1. Stellen Sie das Langendroff Perfusion System. Füllen Sie die Perfusion System mit normalen Tyrode (NT) Lösung, stellen Sie die Temperatur bei 36,5 ° C und beseitigen Sie eventuelle Luftblasen in der Röhre.
2. Wiegen und eine Sprague-Dawley Ratten durch intraperitoneale Injektion (Ip) von Chloral Hydrate (400 mg/kg) zu betäuben. Bestätigen Sie die Narkose Status durch Auswertung von Rute oder Zehe Prise Reaktion nach 5 min.
3. Die Bauchhöhle unter dem Xiphoid Prozeß mit einer chirurgischen Schere öffnen, heben das Xiphoid Prozeß und öffne die Truhe mit der Schere. Entfernen Sie das Perikard, leicht heben das Herz mit der gebogenen Pinzette identifizieren den Aortenbogen und Herzen durch Scheren aus der Wurzel der Aorta abgeschnitten.
4. Übertragen die Herzen zu einem 60-mm-Gericht und waschen Sie es mit NT-Lösung. Halten die Aorta mit zwei Mikro-sezieren Pinzetten, und montieren Sie ihn auf die Langendorff Perfusion Kanüle und dann fest verbinden die Aorta auf die Kanüle mit chirurgischem Nahtmaterial.
   Hinweis: Ein erfahrener Bediener kann beenden dieses Prozesses innerhalb 15 s.
5. Perfundieren Herzen mit 30 mL NT-Lösung für die Durchblutung der Herzkranzgefäße zu erholen. Dann wechseln die Perfusat zu 30 mL Ca ^{2 +}-freie Tyrode-Lösung (10 mM Taurin, 1 mg/mL BSA) um den Herzschlag zu stoppen. Wechseln Sie als nächstes die Perfusat zu Collagenase A Isolierungslösung (0,6 mg/mL) für Enzym Verdauung.
   Hinweis: Mit Collagenase A für Experimente mit diabetischen Ratten oder Kollagenase II für Experimente ohne diabetischen Ratten.
6. Nach der Verdauung für 20-25 min, schnell ändern die Perfusion-Lösung, die Ca ^{2 +}-freie Tyrode-Lösung um weitere Verdauung zu stoppen.
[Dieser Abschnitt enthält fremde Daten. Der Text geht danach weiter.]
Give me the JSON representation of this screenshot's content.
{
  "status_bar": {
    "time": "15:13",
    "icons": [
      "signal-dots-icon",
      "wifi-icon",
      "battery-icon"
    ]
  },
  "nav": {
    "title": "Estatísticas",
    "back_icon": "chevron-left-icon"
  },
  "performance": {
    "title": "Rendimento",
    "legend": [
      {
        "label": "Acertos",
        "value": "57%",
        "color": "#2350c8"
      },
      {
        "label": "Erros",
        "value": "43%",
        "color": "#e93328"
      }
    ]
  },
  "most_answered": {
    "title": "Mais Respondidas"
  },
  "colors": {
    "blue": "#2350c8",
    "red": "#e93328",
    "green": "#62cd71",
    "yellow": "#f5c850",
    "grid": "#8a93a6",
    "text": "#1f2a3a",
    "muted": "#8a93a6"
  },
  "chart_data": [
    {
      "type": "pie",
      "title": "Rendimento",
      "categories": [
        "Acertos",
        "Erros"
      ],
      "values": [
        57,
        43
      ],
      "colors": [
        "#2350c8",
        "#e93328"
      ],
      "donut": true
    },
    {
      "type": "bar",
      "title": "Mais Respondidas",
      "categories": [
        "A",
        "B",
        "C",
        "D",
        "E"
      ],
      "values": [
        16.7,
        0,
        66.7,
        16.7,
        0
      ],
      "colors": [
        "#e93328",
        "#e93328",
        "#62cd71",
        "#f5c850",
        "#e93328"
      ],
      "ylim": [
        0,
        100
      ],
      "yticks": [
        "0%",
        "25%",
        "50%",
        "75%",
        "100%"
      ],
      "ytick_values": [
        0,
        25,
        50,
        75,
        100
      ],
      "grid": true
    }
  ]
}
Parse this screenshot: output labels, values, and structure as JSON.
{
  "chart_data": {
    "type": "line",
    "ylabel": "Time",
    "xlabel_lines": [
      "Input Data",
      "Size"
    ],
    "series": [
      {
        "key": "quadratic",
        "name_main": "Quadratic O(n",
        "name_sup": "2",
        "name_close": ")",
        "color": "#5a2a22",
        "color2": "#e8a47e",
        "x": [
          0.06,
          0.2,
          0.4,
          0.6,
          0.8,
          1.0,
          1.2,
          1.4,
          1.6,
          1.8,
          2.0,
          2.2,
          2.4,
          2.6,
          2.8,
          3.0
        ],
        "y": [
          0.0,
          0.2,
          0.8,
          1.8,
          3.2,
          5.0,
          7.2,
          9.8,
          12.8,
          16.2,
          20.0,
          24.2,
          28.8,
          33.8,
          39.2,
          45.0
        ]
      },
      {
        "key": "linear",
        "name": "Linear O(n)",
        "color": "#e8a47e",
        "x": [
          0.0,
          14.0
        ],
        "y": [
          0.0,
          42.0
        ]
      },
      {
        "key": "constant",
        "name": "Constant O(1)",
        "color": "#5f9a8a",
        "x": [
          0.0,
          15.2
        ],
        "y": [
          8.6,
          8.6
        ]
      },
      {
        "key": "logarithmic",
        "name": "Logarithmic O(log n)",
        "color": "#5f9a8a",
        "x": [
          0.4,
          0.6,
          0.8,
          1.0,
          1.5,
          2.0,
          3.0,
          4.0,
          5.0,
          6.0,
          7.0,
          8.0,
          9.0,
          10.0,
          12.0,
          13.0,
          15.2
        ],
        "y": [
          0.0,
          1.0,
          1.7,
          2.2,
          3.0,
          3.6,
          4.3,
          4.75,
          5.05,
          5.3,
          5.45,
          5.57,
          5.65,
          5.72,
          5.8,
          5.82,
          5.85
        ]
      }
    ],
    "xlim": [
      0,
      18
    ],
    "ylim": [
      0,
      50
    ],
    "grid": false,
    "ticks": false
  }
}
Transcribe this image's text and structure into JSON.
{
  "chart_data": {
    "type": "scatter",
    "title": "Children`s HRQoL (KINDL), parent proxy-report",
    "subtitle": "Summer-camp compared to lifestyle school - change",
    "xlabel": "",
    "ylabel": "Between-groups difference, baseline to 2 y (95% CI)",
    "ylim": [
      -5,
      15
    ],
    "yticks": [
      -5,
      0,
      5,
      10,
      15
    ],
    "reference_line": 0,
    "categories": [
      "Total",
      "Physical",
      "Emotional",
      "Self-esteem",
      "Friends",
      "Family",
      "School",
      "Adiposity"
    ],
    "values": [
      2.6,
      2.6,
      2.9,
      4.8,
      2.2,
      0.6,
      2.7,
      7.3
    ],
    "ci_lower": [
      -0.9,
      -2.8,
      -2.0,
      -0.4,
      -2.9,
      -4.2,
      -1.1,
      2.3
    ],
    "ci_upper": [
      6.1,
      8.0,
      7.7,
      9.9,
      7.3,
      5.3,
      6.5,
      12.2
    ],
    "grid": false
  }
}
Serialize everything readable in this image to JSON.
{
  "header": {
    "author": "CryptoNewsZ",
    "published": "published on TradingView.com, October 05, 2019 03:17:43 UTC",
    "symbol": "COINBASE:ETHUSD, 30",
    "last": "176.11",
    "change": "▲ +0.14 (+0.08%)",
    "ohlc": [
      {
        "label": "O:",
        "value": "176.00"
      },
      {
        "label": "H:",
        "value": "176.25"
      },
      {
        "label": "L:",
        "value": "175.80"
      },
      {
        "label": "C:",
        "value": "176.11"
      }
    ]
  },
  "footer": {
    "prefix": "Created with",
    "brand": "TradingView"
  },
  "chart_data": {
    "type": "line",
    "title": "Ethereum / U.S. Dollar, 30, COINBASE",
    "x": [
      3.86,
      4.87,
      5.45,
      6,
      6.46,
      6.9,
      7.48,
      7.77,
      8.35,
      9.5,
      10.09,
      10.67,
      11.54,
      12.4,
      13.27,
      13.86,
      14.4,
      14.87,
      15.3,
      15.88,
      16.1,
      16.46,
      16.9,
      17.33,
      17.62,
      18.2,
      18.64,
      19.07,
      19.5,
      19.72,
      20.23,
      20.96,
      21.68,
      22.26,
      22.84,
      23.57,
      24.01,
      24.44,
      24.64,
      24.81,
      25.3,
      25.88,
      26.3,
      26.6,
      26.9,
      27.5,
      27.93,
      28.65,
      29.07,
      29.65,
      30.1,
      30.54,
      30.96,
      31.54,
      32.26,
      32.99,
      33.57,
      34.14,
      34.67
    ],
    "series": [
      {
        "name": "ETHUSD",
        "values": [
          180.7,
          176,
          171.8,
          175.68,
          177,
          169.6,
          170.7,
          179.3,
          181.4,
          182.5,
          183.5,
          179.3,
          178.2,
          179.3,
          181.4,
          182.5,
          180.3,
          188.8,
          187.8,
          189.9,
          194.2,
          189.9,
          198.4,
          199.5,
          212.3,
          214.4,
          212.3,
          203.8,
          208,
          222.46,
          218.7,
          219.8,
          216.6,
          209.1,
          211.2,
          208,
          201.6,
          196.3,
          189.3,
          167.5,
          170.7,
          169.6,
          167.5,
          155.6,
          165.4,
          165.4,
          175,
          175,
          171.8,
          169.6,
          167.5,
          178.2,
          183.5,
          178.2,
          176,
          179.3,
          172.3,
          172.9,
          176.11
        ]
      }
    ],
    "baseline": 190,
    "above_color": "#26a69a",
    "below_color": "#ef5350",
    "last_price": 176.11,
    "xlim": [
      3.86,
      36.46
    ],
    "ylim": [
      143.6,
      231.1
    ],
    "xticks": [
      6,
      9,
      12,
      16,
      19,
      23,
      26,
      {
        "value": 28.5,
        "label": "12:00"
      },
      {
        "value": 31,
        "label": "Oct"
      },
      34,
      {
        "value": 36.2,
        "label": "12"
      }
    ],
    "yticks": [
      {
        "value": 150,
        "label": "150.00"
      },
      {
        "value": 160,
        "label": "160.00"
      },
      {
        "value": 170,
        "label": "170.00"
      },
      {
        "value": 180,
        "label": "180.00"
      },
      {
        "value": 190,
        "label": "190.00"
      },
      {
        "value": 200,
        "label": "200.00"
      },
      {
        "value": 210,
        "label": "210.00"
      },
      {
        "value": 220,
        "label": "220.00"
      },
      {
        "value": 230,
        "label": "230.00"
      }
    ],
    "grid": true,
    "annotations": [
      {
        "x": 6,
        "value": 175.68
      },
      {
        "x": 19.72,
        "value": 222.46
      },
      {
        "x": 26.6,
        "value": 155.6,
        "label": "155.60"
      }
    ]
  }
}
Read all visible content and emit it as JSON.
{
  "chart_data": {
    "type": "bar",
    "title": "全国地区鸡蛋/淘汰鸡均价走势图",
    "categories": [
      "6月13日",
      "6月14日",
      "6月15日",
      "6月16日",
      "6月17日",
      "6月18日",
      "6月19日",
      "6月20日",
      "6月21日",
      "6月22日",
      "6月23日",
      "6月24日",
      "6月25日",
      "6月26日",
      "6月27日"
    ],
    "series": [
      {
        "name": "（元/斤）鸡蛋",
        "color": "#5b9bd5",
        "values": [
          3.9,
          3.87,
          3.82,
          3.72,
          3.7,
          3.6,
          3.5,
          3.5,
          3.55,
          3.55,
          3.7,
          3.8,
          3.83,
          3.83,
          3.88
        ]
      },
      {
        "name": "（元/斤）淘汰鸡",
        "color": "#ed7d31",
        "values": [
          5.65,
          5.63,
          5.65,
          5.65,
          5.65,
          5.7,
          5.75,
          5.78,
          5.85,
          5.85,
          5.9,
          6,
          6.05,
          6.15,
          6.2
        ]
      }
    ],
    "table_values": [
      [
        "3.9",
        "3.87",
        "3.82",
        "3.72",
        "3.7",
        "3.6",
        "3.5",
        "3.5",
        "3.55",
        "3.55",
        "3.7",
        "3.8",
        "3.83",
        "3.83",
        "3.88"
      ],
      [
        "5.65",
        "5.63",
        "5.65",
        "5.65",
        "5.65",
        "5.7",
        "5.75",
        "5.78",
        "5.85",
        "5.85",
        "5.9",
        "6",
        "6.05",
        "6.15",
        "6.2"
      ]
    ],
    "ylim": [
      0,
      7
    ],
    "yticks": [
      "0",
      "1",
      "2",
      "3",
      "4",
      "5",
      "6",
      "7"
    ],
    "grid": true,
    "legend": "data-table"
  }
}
Halten Sie dann, das Herz mit der Pinzette, abgeschnitten von der Kanüle und legen Sie das Herz in eine 35-mm-Schale mit KB-Lösung (siehe Tabelle 1).
7. Sezieren die LV-Wand mit Schere und Pinzette. Schneiden Sie den Vorhof, rechte Herzkammer und ventrikulären Kreuzung Bereich. Das restliche Gewebe ist der LV; übertragen sie in ein neues 35-mm-Gericht mit KB-Lösung. Das LV-Gewebe in kleine Stücke hacken.
8. Sanft pipette die Stücke mit einem gefilterten Kunststoff Dropper und neu in 10 mL KB Lösung auszusetzen.
9. Filtern die Zellen mit 150 µm Blende Edelstahl Filter und Transfer in ein Zentrifugenröhrchen 15 mL. Zentrifugieren Sie bei 150 X g für 30 s und entsorgen der Überstand. Wieder aussetzen der Myozyten in 10 mL KB Lösung, frei für 6 min zu begleichen überstand verwerfen und erneut aussetzen das Pellet in 10 mL KB Lösung.
   Hinweis: Alle Schritte durchgeführt wurden, bei 36 ° C in Lösungen mit 100 % O ₂ vergast.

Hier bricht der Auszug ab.